Canada regulator to cap mortgages for highly indebted borrowers, newspaper says

By Thomson Reuters Mar 22, 2024 | 12:34 PM

OTTAWA (Reuters) -Canada’s banking regulator is limiting the number of highly leveraged loans in banks’ residential mortgage portfolios, which have ballooned alongside house prices to make Canadian borrowers among the most indebted in the world, the Globe and Mail reported on Friday.

The Office of the Superintendent of Financial Institutions (OFSI) has told lenders they will have to limit loans to borrowers with mortgages greater than 4.5 times their annual income, the newspaper reported, citing two sources familiar with the matter.

The new income limit is expected to take effect in the first quarter of next year, the report said, adding it would not apply to insured loans in which the borrower has to pay for mortgage insurance because their down payment is less than 20% of the property’s purchase price.

The banking regulator has already introduced new qualification rules including a minimum qualifying rate that is 2% higher than the borrower’s agreed mortgage rate to ensure consumers can withstand future interest rate changes.

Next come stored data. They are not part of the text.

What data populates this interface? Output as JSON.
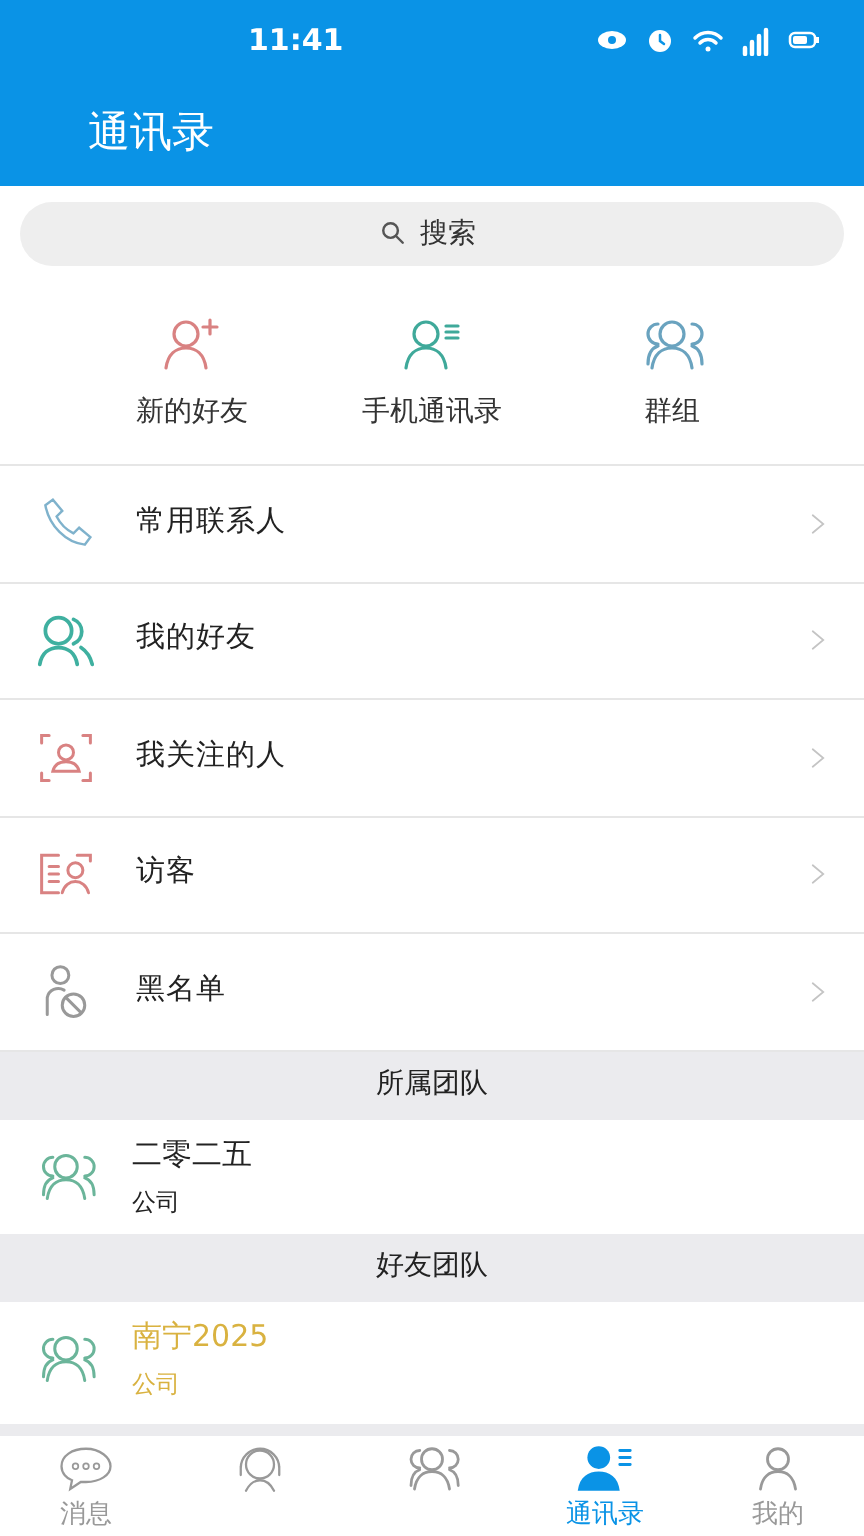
{
  "status_bar": {
    "time": "11:41"
  },
  "header": {
    "title": "通讯录"
  },
  "search": {
    "placeholder": "搜索"
  },
  "shortcuts": [
    {
      "kind": "add-person",
      "label": "新的好友"
    },
    {
      "kind": "person-list",
      "label": "手机通讯录"
    },
    {
      "kind": "group",
      "label": "群组"
    }
  ],
  "menu": [
    {
      "kind": "phone",
      "label": "常用联系人"
    },
    {
      "kind": "friends",
      "label": "我的好友"
    },
    {
      "kind": "focus",
      "label": "我关注的人"
    },
    {
      "kind": "card",
      "label": "访客"
    },
    {
      "kind": "block",
      "label": "黑名单"
    }
  ],
  "team_sections": [
    {
      "title": "所属团队",
      "teams": [
        {
          "name": "二零二五",
          "type": "公司",
          "color": "#222222"
        }
      ]
    },
    {
      "title": "好友团队",
      "teams": [
        {
          "name": "南宁2025",
          "type": "公司",
          "color": "#d9b240"
        }
      ]
    }
  ],
  "tab_bar": [
    {
      "kind": "chat",
      "label": "消息",
      "selected": false
    },
    {
      "kind": "service",
      "selected": false
    },
    {
      "kind": "group",
      "selected": false
    },
    {
      "kind": "contacts",
      "label": "通讯录",
      "selected": true
    },
    {
      "kind": "me",
      "label": "我的",
      "selected": false
    }
  ]
}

Canada’s big banks have also set aside more funds to cover loans that could potentially turn sour since the central bank began raising interest rates and the regulator has required to banks to show a strong capital position.

“Banks in Canada have a long history of working with their customers to keep their mortgages in good standing,” Canadian Bankers Association, a top lobbying group said.

“Understanding their customers and adapting to their changing circumstances is a top priority. The industry is still assessing the impact of OSFI’s policy.”

OSFI did not immediately respond to a request for comment.